A common feature of these structures is that they all involve the large circular oligomers tied together by linear DNA molecules carrying heterogeneous single-stranded regions. By virtue of their conformation and size, these linked pairs would be extremely slow moving in gels, but readily disrupted by low exposure to ionising radiation. Consistent with this, both the circles themselves and the linear oligomers generated from them by higher radiation doses exhibited short trailing smears indicative of attached fragments of other DNA molecules. Finally, the single-stranded segments in the linking molecules would prevent restriction digestion of a proportion of the handcuffs, thus giving rise to the large complex aggregates especially notable in the 2D gel of BclI-cut DNA. An unexplained feature of the EcoRI-cut 2D gel (Fig. 4A) is the prominent vertical spike arising from the blob of uncut linear molecules. We suggest that this pattern, absent from the BclI digest (Fig. 4B), might reflect the occurrence of single-stranded regions traversing some BclI sites. In this case, flanking EcoRI sites would cut out fragments of nearly 6 kb size, but containing a small single-stranded region which would allow conformational changes and therefore variable migration of individual fragments in the second dimension of the 2D gels, thus giving rise to the spike pattern.
The origin of replication of the rolling circles is a matter of some interest, but cannot be detected using the 2D gel technique, since in this procedure rolling circle origins generate the same Y-form pattern as replication forks. Their identification by any other means would be beyond our capability, but in any case, such analysis may have limited value, as it has been shown that in the human malaria P.falciparum, replication of transfected plasmids does not require specific nucleotide sequences (9). Whether or not this is the case for P.berghei remains to be seen, but it may be a common feature of ancient microbial parasites, since it also seems to be the case in the kinetoplastid organisms L.tarentolae and Leptomonas (21,23). It may be relevant that in several kinetoplastids, (Leishmania mexicana, Leishmania donovani, T.brucei, Trypanosoma cruzi and Leptomonas seymouri) successful stable non-integrative transfection with small circular plasmids has, in several cases, led to the transfected molecules being converted into circular concatamers (22–24).
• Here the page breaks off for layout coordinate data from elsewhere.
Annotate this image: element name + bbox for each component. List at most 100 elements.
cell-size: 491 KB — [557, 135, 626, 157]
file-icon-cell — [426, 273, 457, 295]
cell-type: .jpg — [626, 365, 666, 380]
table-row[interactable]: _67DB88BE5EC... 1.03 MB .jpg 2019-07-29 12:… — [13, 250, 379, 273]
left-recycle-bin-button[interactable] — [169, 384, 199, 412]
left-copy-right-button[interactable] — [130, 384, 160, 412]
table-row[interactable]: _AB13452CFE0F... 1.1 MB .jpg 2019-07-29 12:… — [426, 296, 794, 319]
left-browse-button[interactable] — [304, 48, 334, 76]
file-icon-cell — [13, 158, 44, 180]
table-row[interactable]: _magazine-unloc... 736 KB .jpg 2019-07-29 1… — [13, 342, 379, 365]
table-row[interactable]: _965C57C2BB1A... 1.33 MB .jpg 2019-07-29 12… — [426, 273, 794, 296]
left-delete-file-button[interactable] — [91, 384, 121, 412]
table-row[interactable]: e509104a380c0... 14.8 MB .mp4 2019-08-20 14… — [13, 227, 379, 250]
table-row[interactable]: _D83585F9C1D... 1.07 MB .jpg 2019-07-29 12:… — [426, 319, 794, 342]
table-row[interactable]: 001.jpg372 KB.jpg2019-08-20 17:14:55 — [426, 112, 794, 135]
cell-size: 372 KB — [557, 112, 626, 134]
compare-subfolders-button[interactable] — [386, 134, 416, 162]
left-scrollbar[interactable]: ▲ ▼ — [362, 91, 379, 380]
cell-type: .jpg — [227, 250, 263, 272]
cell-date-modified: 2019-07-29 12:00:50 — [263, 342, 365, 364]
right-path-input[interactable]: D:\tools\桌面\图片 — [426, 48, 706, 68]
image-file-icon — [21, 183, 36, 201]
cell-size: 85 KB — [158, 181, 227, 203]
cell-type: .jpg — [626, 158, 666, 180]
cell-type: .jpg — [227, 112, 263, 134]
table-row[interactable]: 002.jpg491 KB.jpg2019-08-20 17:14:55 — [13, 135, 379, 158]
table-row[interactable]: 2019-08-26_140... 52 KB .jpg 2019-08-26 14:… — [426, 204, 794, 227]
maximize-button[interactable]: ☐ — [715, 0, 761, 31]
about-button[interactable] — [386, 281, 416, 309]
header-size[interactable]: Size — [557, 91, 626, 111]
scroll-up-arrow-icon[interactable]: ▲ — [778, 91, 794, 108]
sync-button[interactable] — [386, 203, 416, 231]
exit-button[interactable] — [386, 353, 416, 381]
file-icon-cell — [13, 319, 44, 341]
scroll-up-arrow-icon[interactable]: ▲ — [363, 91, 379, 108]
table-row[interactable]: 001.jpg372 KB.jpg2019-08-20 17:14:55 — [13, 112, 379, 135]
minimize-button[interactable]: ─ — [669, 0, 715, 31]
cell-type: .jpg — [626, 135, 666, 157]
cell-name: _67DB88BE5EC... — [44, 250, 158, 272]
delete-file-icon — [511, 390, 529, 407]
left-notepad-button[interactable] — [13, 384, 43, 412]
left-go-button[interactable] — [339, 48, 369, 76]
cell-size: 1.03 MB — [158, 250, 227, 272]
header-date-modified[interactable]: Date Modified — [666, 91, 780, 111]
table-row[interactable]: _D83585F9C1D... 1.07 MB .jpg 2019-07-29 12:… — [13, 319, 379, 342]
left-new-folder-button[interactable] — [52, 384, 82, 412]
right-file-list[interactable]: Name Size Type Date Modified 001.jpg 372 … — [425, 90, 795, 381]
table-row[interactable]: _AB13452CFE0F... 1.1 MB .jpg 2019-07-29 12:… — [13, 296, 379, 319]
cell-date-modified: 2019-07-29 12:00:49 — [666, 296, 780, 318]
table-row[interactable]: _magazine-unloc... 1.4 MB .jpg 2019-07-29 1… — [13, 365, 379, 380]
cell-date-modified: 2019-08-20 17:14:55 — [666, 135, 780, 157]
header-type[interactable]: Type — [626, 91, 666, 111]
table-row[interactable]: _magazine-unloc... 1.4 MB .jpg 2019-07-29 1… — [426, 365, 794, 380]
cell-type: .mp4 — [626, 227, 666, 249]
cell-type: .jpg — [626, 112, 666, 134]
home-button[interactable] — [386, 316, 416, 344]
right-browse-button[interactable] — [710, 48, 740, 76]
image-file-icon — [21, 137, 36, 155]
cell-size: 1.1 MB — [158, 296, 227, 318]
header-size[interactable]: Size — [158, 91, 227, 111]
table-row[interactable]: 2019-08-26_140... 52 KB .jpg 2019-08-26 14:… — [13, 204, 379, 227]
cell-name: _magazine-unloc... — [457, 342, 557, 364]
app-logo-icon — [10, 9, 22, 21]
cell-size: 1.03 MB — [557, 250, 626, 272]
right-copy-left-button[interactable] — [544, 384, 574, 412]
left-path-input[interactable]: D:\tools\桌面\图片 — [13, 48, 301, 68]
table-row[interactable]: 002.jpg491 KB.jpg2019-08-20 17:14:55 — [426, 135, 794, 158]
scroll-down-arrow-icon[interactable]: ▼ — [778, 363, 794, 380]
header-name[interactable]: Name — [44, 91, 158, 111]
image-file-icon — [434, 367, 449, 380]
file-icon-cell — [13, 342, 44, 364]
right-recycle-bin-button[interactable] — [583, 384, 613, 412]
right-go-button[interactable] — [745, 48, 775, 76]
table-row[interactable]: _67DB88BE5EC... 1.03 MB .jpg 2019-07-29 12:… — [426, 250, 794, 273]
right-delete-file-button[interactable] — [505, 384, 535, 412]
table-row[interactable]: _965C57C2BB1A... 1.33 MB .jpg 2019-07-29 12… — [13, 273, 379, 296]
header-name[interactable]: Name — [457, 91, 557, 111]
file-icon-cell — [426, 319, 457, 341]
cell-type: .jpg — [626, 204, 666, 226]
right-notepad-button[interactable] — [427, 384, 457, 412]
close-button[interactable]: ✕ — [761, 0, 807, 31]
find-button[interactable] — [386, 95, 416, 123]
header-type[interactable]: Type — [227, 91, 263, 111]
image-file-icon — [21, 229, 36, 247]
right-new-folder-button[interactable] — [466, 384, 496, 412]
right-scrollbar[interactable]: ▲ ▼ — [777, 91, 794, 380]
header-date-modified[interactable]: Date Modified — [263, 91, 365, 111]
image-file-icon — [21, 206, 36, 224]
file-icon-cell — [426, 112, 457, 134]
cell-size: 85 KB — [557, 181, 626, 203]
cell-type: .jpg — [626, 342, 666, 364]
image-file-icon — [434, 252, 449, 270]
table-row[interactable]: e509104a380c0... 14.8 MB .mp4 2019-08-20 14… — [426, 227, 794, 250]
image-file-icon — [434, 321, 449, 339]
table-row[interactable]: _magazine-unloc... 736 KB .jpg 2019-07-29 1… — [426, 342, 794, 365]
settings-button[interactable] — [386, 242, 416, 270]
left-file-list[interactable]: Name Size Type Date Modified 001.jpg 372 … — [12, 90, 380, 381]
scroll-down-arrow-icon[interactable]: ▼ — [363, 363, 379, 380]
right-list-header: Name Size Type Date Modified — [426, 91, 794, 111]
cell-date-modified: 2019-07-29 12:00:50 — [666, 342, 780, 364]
To our knowledge the work we report here is the first time a 2D gel analysis for replication intermediates has been applied to an episome in a transfected protozoan parasite, and our direct evidence for the lack of a Cairns-type origin, coupled with the generation of concatamers, has implications for the replication processes in these same kinetoplastids, where concatameric circles were also observed. Given the demonstration in P.falciparum (9), Leishmania (21) and Leptomonas (23) that concatameric episomes in each of these protozoans are generated by replication processes requiring no organism-specific origins for initiation, a pattern begins to emerge. It is conceivable that the rolling circle mode of replication is a primitive mechanism, deep-rooted in evolution, and still available in these ancient protozoans when faced with a potentially useful exogenous invader.